To lead and stay ahead of the market regarding these criteria, operators need a strong platform that can deliver state-of-the-art content, flexibility, support in multiple jurisdictions, real-time data and smart AI with the capability to deliver a complete omnichannel offering. Operators settling for less will gradually lose market share, but operators aspiring for the best will become market leaders.
Rory Anderson, CEO, 12BET Europe
It will be a tough year in terms of player acquisition. This, combined with a greater understanding of machine learning, will mean a huge focus on CRM. Improvements we’ll see in retention will be across the board, and AI will be at the heart of it. We expect sophisticated reactivation techniques, plus new product features – adding layers, making the product stickier.
A rush of consolidation feels inevitable, triggered by the announcement of the reduction in the FOBT maximum stake. Time will tell if this opens a window of opportunity for nimble operators who are not too distracted by M&A activity to grow their market share.
Some operators are already seeing meaningful deposits in Bitcoin Cash and Ethereum. I can only see this gradual shift towards crypto gaining momentum.
A regulated US sports betting market looks a solid bet. There is real momentum gathering as New Jersey’s case is heard by the Supreme Court, with a ruling perhaps six months away. Professional leagues seem to be coming around to the idea, and there’s a growing acceptance that it’s better to regulate and monitor the industry. Fifteen states have already introduced or enacted legislation to approve sports betting if the federal ban is reversed. This could be the year.
Will Mace, head, Kindred Futures
Given that much less tends to change in the short term than one might assume – but that much more tends to change in the long term – I would not, in the context of 2018, predict an AI ‘revolution’, rather a steady growth in use cases of machine learning-driven applications (although the revolution is coming!).
Nor would I predict a significant shift in the role of VR or AR in the gambling industry, rather a steady growth of availability of gambling-related content and experiences in such mediums (although, similarly, a significant shift is coming).
Even if the MGA or other regulators do start allowing licence holders to accept cryptocurrencies in 2018, I don’t think there will be a huge rush to adopt them, at least not from the larger or more established operators – and at any rate the current (late 2017) volatility of the currencies makes holding them a far bigger gamble than betting on World Cup outcomes.
Applications for voice-powered devices, such as Alexa, Google Home and HomePod, will start to emerge and will become transactional rather than the PR stunts we have seen thus far. Messaging channels such as Facebook Messenger will also start to play a transactional role, particularly as Facebook seeks to stream more and more live sport. Operators and suppliers who are still coming to terms with what it means to be mobile first will find they are in danger of missing out on another paradigm shift.
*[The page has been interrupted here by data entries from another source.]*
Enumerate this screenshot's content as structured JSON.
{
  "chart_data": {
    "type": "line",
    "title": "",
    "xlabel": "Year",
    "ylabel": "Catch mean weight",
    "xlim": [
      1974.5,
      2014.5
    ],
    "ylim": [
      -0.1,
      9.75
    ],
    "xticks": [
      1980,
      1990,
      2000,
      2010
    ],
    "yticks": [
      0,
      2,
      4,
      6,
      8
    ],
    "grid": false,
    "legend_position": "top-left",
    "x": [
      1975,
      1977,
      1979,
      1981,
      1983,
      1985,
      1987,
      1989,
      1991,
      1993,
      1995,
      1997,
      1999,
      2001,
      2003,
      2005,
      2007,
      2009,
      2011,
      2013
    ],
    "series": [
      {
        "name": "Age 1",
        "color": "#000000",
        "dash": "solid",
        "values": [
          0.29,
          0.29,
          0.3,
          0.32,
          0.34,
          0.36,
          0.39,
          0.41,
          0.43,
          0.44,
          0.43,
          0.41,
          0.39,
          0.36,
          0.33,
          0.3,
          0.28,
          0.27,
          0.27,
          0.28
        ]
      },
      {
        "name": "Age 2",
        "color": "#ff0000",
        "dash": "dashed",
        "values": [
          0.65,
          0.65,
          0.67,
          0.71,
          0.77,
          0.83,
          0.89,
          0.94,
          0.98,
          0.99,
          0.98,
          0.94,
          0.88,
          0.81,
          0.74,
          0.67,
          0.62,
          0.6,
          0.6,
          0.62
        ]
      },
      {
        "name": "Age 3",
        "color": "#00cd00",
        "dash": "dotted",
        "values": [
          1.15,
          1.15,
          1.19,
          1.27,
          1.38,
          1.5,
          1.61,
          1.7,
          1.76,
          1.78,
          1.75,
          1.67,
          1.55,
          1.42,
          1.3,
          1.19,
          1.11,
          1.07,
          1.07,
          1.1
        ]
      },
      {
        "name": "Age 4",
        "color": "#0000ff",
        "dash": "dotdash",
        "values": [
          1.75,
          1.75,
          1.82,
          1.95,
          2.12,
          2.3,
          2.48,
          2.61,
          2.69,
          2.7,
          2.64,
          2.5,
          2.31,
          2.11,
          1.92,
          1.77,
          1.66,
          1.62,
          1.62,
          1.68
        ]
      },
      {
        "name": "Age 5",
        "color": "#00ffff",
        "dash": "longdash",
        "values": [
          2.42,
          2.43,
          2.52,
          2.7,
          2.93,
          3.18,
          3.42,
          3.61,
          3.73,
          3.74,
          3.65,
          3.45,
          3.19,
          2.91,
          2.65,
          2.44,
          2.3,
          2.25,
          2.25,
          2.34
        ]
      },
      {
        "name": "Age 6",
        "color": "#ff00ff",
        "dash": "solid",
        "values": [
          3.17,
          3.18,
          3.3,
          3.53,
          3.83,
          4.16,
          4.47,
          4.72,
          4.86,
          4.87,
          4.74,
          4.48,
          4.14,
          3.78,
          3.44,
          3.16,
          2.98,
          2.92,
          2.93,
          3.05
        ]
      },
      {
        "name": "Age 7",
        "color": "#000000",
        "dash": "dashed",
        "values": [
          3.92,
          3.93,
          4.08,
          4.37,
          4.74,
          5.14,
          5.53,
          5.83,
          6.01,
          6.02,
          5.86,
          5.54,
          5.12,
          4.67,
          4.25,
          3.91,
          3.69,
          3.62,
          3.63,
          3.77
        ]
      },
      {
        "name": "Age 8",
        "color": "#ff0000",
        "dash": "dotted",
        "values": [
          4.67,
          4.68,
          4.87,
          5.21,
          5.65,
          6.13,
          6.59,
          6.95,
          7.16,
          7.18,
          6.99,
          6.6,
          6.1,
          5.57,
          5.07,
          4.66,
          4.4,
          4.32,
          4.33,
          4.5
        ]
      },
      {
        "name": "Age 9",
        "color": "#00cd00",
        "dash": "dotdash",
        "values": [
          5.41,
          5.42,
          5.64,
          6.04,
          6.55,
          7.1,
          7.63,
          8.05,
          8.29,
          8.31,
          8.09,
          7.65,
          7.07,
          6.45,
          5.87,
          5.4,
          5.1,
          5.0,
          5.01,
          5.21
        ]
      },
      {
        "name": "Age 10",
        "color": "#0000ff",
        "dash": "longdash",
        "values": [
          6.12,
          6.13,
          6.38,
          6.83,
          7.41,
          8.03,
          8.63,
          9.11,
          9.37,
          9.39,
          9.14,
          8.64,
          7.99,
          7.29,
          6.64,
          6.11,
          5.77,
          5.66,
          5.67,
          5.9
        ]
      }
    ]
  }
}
Regulatory pressures and the ever-increasing compliance complexity – in conjunction with the much broader demands of the GDPR – will drive perhaps the biggest shifts of 2018, fundamentally changing the way operators interact with customers and perhaps (hopefully) we will even begin to see the end of the dull and slightly duplicitous bonus hegemony as a result, forcing the industry’s marketing and CRM teams to get properly creative in the ways they seek to acquire and retain customers.